# Friday, January 23, 2009
« Workflow 4.0 Services and “Invalid... | Main | BlobExplorer Now Supports Blob Metadata »

Sometimes you have to wonder if this subject will ever go away …

A few weeks ago I posted on using OO constructs in your DataContracts. It’s one of those things that is understandable when .NET developers first start building message based systems. Another issue that raises its head over and over again goes along the lines of “I’m trying to send a DataSet back to my client and it just isn’t working properly”. This reminds me of the old joke:

Patient: Doctor, doctor it hurts when I do this (patient raises his arm into a strange position over his head)
Doctor: Well don’t do it then

So what is the issue with using DataSets as parameters or return types in your service operations?

Lets start off with interoperability – or the total lack thereof. If we are talking about interoperability we have to think about what goes into the WSDL for the DataSet – after all it is a .NET type. In fact DataSets, by default serialize as XML so surely it must be ok! Here’s what a DataSet looks like in terms of XML Schema in the WSDL

  <xs:element ref="xs:schema" /> 
  <xs:any />

In other words I’m going to send you some … XML – you work out what do with it. But hold on – if I use Add Service Reference, it *knows* its a DataSet so maybe it is ok. Well WCF cheats; just above that sequence is another piece of XML

       <ActualType Name="DataSet" Namespace="http://schemas.datacontract.org/2004/07/System.Data"
="http://schemas.microsoft.com/2003/10/Serialization/" /> 

So WCF cheats by putting an annotation only it understands into the schema so it knows to use a DataSet. If you really do want to pass back arbitrary XML as part of a message then use an XElement.

So how about if I have WCF on both ends of the wire? Well then you’ve picked a really inefficient way to transfer around the data. You have to remember how highly functional a DataSet actually is. Its not just the data in the tables that support that functionality, there is also : change tracking data to keep track of what rows have been added, updated and removed since the DataSet was filled; relationship data between tables; a schema  describing itself.
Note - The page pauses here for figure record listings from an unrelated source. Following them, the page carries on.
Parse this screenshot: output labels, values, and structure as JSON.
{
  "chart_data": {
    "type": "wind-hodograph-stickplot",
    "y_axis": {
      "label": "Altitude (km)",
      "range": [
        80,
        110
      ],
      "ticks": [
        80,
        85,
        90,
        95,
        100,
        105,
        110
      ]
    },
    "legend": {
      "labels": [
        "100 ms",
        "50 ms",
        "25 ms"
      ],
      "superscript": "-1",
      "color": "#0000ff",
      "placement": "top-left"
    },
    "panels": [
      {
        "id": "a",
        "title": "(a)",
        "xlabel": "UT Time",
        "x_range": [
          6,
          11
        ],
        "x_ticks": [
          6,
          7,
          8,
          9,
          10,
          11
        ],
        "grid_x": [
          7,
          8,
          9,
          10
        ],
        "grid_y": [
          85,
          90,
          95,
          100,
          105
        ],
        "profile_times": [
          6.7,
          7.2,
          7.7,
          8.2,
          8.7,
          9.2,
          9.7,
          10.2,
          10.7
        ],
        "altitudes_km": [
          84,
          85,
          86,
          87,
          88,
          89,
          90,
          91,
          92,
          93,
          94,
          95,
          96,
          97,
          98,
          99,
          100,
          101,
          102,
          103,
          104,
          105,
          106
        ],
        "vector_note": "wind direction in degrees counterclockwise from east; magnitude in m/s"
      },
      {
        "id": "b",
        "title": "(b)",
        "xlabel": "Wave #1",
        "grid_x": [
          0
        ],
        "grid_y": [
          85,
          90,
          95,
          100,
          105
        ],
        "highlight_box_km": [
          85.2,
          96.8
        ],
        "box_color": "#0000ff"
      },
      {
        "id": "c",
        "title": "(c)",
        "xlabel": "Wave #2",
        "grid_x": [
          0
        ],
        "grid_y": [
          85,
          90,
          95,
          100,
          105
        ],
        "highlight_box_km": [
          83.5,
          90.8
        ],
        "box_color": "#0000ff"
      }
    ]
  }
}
DataSets are there to support disconnected processing of tabular data, not as a general purpose data transfer mechanism.

Then you may say – “hey we’re running on an intranet – the extra data is unimportant”. So the final issue you get with a DataSet is tight coupling of the service and the consumer. Changes to the structure of the data on one side of the wire cascade to the other side to someone who may not be expecting the changes. Admittedly not all changes will be breaking ones but are you sure you know which ones will be and which ones won’t. As long as the data you actually want to pass isn’t changing why are you inflicting this instability on the other party in the message exchange. The likelihood that you will have to make unnecessary changes to, say, the client when the service changes is increased with DataSets 

So what am I suggesting to do instead? Instead model the data that you do want to pass around using DataContract (or XElement if you truly want to be able to pass untyped XML). Does this mean you have to translate the data from a DataSet to this DataContract when you want to send it? Yes it does, but that code can be isolated in a single place. When you receive the data as a DataContract and want to process it as a DataSet, does this mean you have to recreate a DataSet programmatically? Yes it does, but again you can isolate this code in a single place.

So what does doing this actually buy you if you do that work? You get something which is potentially interoperable, that only passes the required data across the wire and that decouples the service and the consumer.